I was sitting there, trying to figure out how to create a better workflow in Ableton Live 8 when by accident I created a situation that will indeed save me hours of work when sitting down to arrange a song, or even do remixes and DJ Sets (this will work in 9 as well).
I had to post this, so that anyone who uses Ableton can either go ‘duh!’ or ”OMG!!!’. But the fact is, it is a an extreme time saver, so worthy of teaching it to the world of Ableton users.

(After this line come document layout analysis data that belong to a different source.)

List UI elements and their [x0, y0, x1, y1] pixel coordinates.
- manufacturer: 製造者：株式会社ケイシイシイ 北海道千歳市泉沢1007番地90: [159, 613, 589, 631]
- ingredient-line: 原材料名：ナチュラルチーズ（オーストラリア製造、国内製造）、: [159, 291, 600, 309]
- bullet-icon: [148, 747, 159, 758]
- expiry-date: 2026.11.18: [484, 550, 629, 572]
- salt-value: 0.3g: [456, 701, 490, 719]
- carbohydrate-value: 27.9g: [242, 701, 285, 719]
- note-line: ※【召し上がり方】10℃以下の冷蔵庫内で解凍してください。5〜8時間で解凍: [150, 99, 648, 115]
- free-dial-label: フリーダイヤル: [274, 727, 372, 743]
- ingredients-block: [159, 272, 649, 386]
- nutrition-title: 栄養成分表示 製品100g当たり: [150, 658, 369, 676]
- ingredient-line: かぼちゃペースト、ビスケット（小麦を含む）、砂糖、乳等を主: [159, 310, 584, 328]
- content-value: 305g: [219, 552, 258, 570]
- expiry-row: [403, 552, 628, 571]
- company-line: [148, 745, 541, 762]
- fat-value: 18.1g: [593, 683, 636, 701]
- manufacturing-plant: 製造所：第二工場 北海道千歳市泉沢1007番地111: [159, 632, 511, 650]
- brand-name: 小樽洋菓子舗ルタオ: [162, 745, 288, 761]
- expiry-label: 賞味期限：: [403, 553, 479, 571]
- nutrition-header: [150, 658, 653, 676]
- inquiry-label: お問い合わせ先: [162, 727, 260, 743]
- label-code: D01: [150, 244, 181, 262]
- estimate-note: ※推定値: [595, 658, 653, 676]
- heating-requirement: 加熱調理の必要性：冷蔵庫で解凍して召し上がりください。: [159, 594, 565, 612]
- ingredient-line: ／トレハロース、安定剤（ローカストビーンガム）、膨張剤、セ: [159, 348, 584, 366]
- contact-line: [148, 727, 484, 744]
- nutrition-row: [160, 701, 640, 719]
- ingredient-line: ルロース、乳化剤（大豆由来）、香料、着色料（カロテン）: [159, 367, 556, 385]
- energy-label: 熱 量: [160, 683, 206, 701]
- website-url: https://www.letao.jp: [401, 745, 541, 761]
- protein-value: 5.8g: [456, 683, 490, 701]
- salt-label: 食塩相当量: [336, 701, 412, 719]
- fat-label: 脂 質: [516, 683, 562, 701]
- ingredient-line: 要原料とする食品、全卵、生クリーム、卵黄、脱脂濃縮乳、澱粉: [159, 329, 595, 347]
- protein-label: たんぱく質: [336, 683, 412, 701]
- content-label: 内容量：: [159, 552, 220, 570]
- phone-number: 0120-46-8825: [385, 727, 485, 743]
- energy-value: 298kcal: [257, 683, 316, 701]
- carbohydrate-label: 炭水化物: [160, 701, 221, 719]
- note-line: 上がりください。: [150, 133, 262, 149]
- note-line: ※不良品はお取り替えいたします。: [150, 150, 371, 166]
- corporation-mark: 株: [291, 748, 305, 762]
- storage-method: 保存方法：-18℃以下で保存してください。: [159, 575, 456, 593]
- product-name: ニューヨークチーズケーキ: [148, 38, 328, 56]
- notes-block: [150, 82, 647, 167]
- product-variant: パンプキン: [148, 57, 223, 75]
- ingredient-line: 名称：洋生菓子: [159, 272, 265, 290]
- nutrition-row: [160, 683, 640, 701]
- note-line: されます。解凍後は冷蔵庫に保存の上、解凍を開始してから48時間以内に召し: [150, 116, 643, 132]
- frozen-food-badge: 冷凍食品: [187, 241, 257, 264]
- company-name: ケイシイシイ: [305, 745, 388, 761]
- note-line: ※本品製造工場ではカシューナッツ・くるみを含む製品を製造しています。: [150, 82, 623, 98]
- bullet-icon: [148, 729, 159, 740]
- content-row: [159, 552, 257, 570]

Let’s get right into it, shall we??
1. Create a MIDI Track and choose the VSTi synth or drum machine you love best. I am personally going to do this with multiple plugins, but you can start with just one. once you have it, pick your favorite patch, something you won’t mind always starting off with. This can be your favorite bank for example. Also, feel free to add an Arpeggiator, EQ, Delay, or whatever you may want to have loaded up with this plugin (I recommend you turn them off after loading them in).
2. Create Empty Midi Clips. You do this by double clicking in the clip area. Live defaults to a one bar clip. You can change the length of these clips in the clip properties. In my example below, I created several types, named them, color-coded them, and set them up ready to be recorded.
3. Name the track. As you can see, mine was named Purity, because that’s the plugin I happen to have loaded (I plan on doing this with all of my favorite set-ups). Now to the left of your clips are your folders and favorite presets. Click on any of the Camera Icons and create a folder in it. I named mine ‘Synth Rack 2013’ for example. Now all you do is drag the entire track you made into that folder, and Live will save it. Not just that, it saves it with your bank, effects settings, and the various clips!
Now anytime I work on a new song, I just reach for that ‘Purity’ preset, and my synth, bank and clips are loaded in.. and the best part? If I decide to use a different plugin, that’s ok. I just drag it over the track name and Live will replace it. I can then save it to a new preset.